BALKANLAR’IN YENİ YILDIZI BELGRAD
GEÇEN hafta sonu, yeme-içmeye ve eğlenmeye düşkün dostlarımdan son zamanlarda adını sıkça duyduğum Belgrad’daydım. Bir grup gazeteci arkadaşımla vizesiz Belgrad turunu deneyimle şansımız oldu. En son söyleyeceğimi baştan söyleyeyim; yurtdışında eğlenceli ve lezzetli bir hafta sonu kaçamağı yapmak isterseniz Belgrad en iyi alternatiflerden biri. Bir kere vize istemiyor ve 1 saat 15 dakikalık bir uçuşla oradasınız. Biz Sabiha Gökçen Havalimanı’ndan Pegasus ile Belgrad’a uçtuk.
BELGRAD’DA NELER YAPILIR?
Güneydoğu Avrupa’da Tuna ve Sava nehirlerinin birleştiği noktada bulunan Belgrad, zengin tarihi, mimarisi, müzeleri, renkli sokakları ve sıcakkanlı insanlarıyla harika bir şehir. Türkçe karşılığı ‘Beyaz Şehir’ olan Belgrad’da, tarihten eğlenceye, doğal güzelliklerden yerel lezzetlere kadar keşfedeceğiniz pek çok şey var. Tarihi birinci yüzyıla kadar uzanan ve Osmanlı’dan da izler taşıyan Belgrad’da, Kale Meydanı, Sokollu Mehmet Paşa Çeşmesi, Belgrad Galibi Heykeli, Fikirbayır, İstanbul Kapısı, Askeri Müze, Saat Kapı ve Müzesi, Nebojsa Kulesi, Bayraklı Camii, Çukurçeşme, kafe ve dükkânlarıyla ünlü Knez Mihailova Caddesi (İstiklal Caddesi’ni andırıyor), St. Sava Kilisesi ve Cumhuriyet Meydanı’nı mutlaka görmelisiniz. Bütün bu tarihi, doğal ve kültürel özelliklerinin yanı sıra Belgrad’ın asıl yıldızını parlatan lezzetli yemekleri, şık restoranları ve sabaha kadar süren renkli gece hayatı… O yüzden son yıllarda Avrupalıların yeme-içme ve eğlence için en çok tercih ettikleri şehirler arasında girdi. Parti dendiği zaman Avrupa’nın önde gelen ülkelerinden biri olan Belgrad, bu konuda haklı bir üne sahip. Sokaklar gece dolmaya başlıyor ve eğlencenin dozu sabaha kadar azalmak bilmiyor. Nehir üzerinde kurulu sayısız bar ve kulüp arasında karar vermek gerçekten zor.
MUTLAKA GİDİLMESİ GEREKEN YERLER
Belgrad’ın restoranları hakikaten çok temiz, şık ve klas.
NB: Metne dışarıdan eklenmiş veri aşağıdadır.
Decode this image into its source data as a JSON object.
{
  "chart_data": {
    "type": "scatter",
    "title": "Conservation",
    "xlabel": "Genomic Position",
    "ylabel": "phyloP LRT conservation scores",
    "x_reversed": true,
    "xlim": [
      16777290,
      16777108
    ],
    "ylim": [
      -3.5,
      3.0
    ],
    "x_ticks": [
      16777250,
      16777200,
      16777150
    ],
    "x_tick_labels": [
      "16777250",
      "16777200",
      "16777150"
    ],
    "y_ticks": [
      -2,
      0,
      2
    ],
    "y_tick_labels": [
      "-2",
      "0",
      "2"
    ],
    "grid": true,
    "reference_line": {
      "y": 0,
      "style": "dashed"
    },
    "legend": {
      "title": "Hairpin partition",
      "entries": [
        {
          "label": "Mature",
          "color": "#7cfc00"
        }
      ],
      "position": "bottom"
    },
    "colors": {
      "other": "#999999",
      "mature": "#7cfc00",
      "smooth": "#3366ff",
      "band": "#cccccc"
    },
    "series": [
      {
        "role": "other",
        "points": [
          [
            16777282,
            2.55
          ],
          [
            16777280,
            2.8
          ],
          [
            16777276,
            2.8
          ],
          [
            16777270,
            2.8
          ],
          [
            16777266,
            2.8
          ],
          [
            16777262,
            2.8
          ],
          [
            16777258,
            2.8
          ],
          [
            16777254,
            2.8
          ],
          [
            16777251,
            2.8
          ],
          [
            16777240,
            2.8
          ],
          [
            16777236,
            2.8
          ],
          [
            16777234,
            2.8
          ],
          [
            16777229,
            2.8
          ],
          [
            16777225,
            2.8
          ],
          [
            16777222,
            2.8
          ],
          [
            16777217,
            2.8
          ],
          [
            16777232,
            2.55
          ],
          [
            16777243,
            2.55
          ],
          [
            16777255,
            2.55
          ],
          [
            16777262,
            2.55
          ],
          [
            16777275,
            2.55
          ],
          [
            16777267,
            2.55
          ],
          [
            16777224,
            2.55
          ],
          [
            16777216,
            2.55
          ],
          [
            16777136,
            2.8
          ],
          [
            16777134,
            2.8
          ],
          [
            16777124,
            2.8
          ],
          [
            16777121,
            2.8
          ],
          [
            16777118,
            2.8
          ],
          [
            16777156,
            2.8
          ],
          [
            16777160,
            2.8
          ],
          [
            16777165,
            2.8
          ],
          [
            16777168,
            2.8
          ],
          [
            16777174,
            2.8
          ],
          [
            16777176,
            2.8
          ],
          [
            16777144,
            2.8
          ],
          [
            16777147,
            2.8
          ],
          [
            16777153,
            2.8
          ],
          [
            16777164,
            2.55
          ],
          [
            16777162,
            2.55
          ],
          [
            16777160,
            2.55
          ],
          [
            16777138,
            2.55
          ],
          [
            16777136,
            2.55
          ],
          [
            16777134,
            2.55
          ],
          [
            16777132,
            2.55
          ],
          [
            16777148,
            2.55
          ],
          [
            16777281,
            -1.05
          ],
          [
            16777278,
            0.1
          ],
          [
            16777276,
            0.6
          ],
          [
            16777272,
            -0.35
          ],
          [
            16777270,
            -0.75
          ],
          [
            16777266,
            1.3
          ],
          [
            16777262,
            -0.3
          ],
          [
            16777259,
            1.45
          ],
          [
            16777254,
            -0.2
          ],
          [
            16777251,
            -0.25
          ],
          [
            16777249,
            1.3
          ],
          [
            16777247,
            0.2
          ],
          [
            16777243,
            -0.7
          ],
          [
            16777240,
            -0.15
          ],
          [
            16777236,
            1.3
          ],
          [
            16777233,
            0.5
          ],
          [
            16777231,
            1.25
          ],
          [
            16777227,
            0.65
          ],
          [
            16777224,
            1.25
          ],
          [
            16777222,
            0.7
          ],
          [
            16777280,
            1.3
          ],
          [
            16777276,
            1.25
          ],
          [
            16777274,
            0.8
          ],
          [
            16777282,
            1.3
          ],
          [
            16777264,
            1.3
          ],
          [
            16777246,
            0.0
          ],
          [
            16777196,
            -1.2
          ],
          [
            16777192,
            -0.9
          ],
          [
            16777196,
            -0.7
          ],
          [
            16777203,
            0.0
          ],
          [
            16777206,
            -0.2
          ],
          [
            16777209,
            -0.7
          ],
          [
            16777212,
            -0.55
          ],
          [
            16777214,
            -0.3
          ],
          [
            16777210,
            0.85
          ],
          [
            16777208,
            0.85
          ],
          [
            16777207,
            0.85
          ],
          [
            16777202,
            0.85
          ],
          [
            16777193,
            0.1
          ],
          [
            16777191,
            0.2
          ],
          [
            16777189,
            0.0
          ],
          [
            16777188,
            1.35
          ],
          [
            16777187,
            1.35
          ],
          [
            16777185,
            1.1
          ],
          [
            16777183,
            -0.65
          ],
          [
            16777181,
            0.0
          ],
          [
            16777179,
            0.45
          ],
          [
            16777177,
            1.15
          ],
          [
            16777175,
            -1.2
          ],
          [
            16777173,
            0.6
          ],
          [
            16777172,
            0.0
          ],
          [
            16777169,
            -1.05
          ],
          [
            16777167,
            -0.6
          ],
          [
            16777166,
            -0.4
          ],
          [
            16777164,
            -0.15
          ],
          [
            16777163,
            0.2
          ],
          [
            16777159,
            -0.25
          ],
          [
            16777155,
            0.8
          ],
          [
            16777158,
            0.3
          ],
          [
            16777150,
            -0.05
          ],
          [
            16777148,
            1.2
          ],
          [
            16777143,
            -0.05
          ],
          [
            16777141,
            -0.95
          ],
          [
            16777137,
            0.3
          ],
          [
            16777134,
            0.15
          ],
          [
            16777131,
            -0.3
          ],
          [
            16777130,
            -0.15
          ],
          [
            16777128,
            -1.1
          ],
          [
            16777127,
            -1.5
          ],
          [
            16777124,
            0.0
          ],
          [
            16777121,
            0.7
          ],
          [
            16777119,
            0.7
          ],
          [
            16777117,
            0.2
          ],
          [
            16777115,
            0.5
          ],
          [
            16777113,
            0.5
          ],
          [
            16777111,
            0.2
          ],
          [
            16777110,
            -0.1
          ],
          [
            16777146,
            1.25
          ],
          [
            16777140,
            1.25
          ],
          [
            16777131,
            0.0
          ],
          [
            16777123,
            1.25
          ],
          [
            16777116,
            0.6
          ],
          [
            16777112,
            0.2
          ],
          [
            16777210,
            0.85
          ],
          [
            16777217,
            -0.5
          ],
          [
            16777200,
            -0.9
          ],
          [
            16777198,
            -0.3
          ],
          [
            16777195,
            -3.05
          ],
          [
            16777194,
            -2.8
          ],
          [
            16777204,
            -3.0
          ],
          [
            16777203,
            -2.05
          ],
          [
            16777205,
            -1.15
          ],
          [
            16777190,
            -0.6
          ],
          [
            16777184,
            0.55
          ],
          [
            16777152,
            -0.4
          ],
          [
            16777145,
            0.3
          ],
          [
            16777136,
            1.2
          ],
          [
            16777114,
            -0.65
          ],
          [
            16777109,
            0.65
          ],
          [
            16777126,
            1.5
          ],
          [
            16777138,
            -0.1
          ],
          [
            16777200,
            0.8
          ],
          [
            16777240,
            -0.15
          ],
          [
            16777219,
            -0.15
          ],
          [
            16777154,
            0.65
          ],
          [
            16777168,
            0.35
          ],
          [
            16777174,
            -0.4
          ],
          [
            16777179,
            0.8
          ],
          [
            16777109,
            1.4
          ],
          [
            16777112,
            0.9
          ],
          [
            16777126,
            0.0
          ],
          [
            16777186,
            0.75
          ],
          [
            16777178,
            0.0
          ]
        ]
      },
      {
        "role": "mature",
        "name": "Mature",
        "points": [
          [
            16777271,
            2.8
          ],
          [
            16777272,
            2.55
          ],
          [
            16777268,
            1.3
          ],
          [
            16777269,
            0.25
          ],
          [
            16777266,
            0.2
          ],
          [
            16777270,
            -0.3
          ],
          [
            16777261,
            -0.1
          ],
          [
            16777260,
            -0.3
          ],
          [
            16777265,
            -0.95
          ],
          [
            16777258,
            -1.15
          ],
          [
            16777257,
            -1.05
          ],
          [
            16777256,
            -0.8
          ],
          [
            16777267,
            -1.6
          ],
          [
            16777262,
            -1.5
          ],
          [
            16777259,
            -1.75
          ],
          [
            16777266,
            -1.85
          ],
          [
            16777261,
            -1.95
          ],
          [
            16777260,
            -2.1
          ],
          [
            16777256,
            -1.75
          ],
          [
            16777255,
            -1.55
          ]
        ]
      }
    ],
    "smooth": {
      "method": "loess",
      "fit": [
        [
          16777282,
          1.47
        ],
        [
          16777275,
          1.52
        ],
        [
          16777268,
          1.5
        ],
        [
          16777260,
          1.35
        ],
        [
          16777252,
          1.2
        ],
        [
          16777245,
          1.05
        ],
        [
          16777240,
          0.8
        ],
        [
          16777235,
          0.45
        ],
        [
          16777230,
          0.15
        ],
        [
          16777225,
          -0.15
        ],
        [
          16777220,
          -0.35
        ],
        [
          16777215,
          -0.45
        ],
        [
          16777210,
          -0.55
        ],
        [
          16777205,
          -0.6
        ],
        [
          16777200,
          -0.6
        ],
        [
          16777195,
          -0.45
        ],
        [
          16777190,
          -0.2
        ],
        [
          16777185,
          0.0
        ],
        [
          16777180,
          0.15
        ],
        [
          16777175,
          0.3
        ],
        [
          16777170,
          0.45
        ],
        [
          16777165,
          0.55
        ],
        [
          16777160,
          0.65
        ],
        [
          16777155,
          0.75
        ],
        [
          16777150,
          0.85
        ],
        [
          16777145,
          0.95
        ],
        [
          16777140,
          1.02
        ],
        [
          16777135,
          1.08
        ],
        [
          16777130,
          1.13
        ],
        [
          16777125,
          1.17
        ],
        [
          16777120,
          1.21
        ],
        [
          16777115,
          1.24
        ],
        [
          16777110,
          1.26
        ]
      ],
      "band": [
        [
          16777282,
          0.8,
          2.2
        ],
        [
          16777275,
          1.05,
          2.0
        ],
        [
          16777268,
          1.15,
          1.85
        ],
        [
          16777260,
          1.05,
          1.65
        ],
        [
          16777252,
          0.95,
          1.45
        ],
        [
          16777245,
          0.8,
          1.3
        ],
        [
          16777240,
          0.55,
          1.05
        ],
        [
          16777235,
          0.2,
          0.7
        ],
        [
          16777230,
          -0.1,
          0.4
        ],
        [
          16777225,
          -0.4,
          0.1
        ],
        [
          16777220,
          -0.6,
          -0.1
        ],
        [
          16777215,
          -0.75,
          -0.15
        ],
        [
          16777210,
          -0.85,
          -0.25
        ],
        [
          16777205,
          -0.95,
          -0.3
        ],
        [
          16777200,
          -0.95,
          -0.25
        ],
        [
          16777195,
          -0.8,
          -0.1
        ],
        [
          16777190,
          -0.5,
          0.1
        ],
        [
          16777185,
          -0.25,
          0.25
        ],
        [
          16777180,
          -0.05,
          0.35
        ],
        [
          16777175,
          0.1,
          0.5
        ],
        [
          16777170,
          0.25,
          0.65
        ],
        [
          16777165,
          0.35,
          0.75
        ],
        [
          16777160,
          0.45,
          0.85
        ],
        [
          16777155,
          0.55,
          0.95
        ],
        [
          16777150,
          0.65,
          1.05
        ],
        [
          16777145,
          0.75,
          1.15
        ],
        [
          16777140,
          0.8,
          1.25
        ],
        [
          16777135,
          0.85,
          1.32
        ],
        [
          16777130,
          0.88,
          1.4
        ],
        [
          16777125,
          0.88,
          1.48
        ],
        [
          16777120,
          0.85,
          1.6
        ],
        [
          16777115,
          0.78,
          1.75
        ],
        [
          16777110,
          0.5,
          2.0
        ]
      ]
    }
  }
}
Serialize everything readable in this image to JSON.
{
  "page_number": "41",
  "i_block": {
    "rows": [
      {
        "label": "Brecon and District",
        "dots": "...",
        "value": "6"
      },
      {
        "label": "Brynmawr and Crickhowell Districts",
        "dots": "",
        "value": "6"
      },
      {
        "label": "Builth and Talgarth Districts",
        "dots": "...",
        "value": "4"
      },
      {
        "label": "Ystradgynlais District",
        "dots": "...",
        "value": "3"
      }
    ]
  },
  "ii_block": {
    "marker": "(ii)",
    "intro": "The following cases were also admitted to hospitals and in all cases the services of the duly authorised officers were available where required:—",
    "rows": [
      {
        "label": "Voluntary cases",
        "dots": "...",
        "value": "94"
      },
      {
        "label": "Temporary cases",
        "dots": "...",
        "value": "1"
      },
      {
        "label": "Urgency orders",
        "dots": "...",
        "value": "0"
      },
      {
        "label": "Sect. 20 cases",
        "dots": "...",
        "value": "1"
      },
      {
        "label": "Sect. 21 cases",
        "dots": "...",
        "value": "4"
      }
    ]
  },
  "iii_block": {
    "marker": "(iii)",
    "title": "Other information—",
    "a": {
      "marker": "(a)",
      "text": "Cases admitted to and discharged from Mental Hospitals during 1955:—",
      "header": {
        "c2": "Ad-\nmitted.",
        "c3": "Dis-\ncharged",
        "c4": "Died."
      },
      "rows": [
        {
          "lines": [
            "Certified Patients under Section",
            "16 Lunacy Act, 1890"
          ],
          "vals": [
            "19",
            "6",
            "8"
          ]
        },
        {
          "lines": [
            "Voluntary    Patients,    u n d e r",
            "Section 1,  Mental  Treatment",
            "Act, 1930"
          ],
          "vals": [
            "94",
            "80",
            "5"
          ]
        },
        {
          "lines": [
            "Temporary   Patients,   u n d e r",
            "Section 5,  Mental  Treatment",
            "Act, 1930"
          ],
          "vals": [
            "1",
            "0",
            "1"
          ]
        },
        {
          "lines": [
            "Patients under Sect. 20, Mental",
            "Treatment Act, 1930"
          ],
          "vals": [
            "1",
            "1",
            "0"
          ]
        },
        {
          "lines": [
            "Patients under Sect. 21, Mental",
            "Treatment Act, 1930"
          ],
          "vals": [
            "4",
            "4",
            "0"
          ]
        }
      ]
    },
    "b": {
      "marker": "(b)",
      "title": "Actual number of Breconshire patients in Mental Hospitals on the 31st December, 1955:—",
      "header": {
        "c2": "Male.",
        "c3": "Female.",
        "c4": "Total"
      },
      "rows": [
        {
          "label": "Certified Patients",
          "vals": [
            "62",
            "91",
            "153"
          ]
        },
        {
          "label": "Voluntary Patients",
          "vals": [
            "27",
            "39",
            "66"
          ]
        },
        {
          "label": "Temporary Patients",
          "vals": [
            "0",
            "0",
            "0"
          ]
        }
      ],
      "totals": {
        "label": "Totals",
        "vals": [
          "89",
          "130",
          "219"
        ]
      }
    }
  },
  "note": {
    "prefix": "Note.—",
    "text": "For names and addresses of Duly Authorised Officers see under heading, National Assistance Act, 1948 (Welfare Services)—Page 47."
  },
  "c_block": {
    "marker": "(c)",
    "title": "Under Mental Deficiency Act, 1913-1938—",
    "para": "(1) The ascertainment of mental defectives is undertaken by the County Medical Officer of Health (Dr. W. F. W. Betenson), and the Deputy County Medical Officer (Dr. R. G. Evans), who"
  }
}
Açıkçası bu kadarını beklemiyordum. Hangi restorana gittiysek dekorasyonunu, ambiyansını, servisini ve tabii ki yemekleri çok beğendim. Hele Dijagonala (Zaplet2.0) adlı restorana bayıldım. Belgrad ve çevre ülkelerden gelen jet-set’in uğrak yeriymiş. Dünya mutfağından çok özel lezzetlerin yanı sıra Sırp mutfağının en iyi yemeklerini de burada yiyebilirsiniz. Bu arada Dijagonala da son zamanlarda trend olduğu üzere, ilerleyen saatlerde kulübe dönüyor. KlupKnjizevnika, yani Yazarlar Kulübü de şehrin en iyi restoranlarından. Fırınlanmış etlerini, ızgara isli peynirlerini ve tatlılarını mutlaka denenmelisiniz. Bu kadar şık ve güzel restoranlardaki fiyatlardan da biraz söz edeyim. Dijagonala’da 10 kişi yemek yedik, hem de ne yemek, neredeyse tüm mönü geldi masaya. Bir de 100 yıllık (abartmıyorum) bir şarap açtırdık. Hesap ne geldi biliyor musunuz: 450 Euro. Bizdeki muadili restoranlarla karşılaştırdığınızda ucuz kalıyorlar. Tabii bunda içkinin çok ucuz olmasının etkisi büyük. Yemekler, sunum, ambiyans muhteşem. Kimse kimseyi rahatsız etmiyor. Muhteşem güzel kadınlar cirit atıyor. Nereye bakacağını şaşırıyorsun. Bu kadar güzel kadını bir arada hiç görmedim. Gece kulüplerinde mutlaka rezervasyon isteniyor. Kulüpler saat 02.00 civarı dolmaya başlıyor ve gün ağarıncaya kadar hız kesmeden devam ediyor. En çok tercih edilen Frida olsa da hepsi görülmeye değer. Belgrad turu için en ideal zamanın bahar ve yaz ayları olduğunu unutmayın.